Kwaliteit van de uitvoering van de interventie: De correcte toepassing van de Veder Methode werd gemeten met een voor dit onderzoek ontwikkeld instrument (‘Uitvoering Veder Methode’, interbeoordelaarsbetrouwbaarheid = 71,9%).19 De lijst bestaat uit 20 items, gemeten op een 4-punts Likertschaal. Voorbeeld van een vraag in dit instrument is ‘Wordt de communicatie (qua lichaamshouding, spreektoon, spreektempo en ademhalingsritme expressief stemgebruik) aangepast aan de persoon?’. Daarnaast werd het aantal aangeboden theatrale prikkels, de duur van de interventie en het aantal bewoners dat deelnam genoteerd.
Tevens werd voor dit onderzoek een lijst met 14 items samengesteld om de kwaliteit van de uitvoering van de reminiscentie groepsactiviteit te meten. 20 Voorbeeld van een vraag van deze lijst is: ‘Wordt er een goede balans gevonden tussen informatie vragen en informatie geven?’.
Procedure
De bewoners die voldeden aan de inclusiecriteria, evenals hun wettelijk vertegenwoordigers, werden na geïnformeerd te zijn over het onderzoek gevraagd om toestemming voor deelname hieraan. De laatstgenoemden werden schriftelijk benaderd met een informatiebrief en de vraag of zij op een toestemmingsformulier wilden aangeven of zij instemden met deelname aan het onderzoek (informed consent).

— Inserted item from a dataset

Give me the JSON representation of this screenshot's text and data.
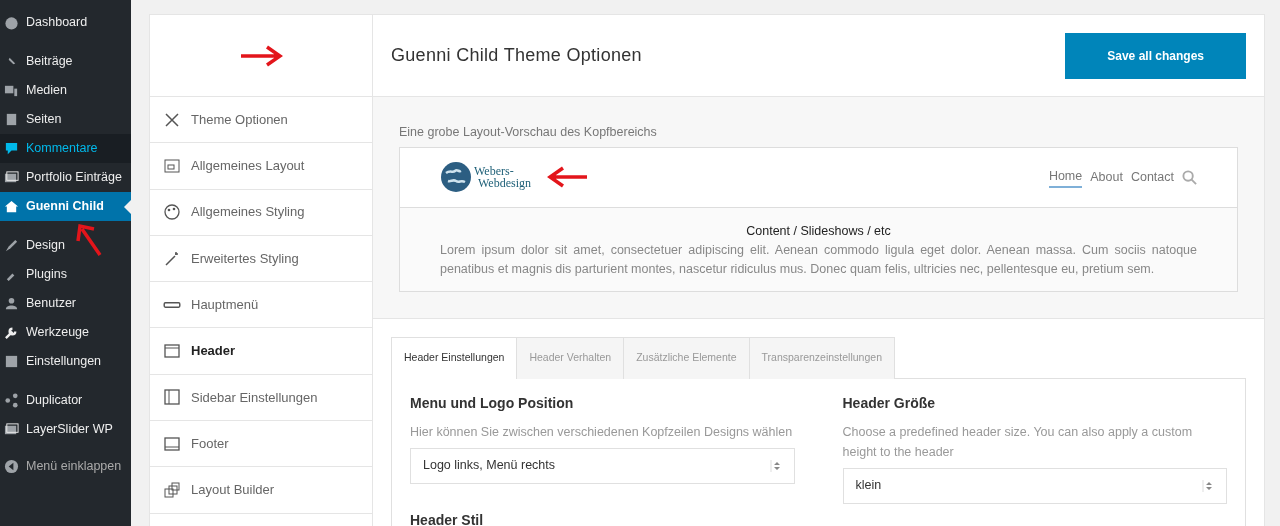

Het onderzoek werd goedgekeurd door de Medisch Ethische Toetsingscommissie van het VU medisch centrum in Amsterdam. Tevens werden lokale uitvoerbaarheidsverklaringen ontvangen van de directies van de deelnemende verpleeghuizen. De metingen werden uitgevoerd tussen februari en november 2010.
De onafhankelijke observatoren (studenten Psychologie en Culturele antropologie) werden vooraf getraind.Om methodologische redenen werden de observatoren van te voren niet geïnformeerd over de specifieke onderzoeksvragen van het onderzoek, de experimentele interventie en controle-interventie. De voor- en nameting (T1 en T3) vonden plaats op twee verschillende dagen op hetzelfde tijdstip van de dag, duurden 90 minuten per meting en werden uitgevoerd in de huiskamer van de verpleeghuisafdelingen. Metingen tijdens de interventie (T2) vonden plaats in dezelfde huiskamer of in een speciale activiteitenruimte. De observatoren zaten in een hoek, van waaruit zij de bewoners konden zien. Een observator observeerde maximaal vier bewoners en er waren maximaal twee observatoren per meting aanwezig. Voor het kunnen vaststellen van de interbeoordelaarsbetrouwbaarheid en de kwaliteit van de uitvoering van de activiteiten werden van alle huiskamervoorstellingen en reminiscentie-groepsactiviteiten tevens videoopnames gemaakt.
Data analyse
Voor de data-analyse zijn de programma’s SPSSWindows 15.0 enMLwiN Package 2.21 gebruikt. Groep E1 en E2 en de controlegroep werden vergeleken op socio-demografische en medische achtergrondkenmerken met behulp van Chikwadraattoetsen, Kruskal-Wallistoetsen en Mann-Whitney U-toetsen, waar van toepassing. Dezelfde statistische toetsen werden uitgevoerd om uitvallers en non-responders te vergelijken met deelnemers aan het onderzoek.Om groepen te vergelijken op correcte uitvoering van de interventie, werden Mann-Whitney U-toetsen uitgevoerd.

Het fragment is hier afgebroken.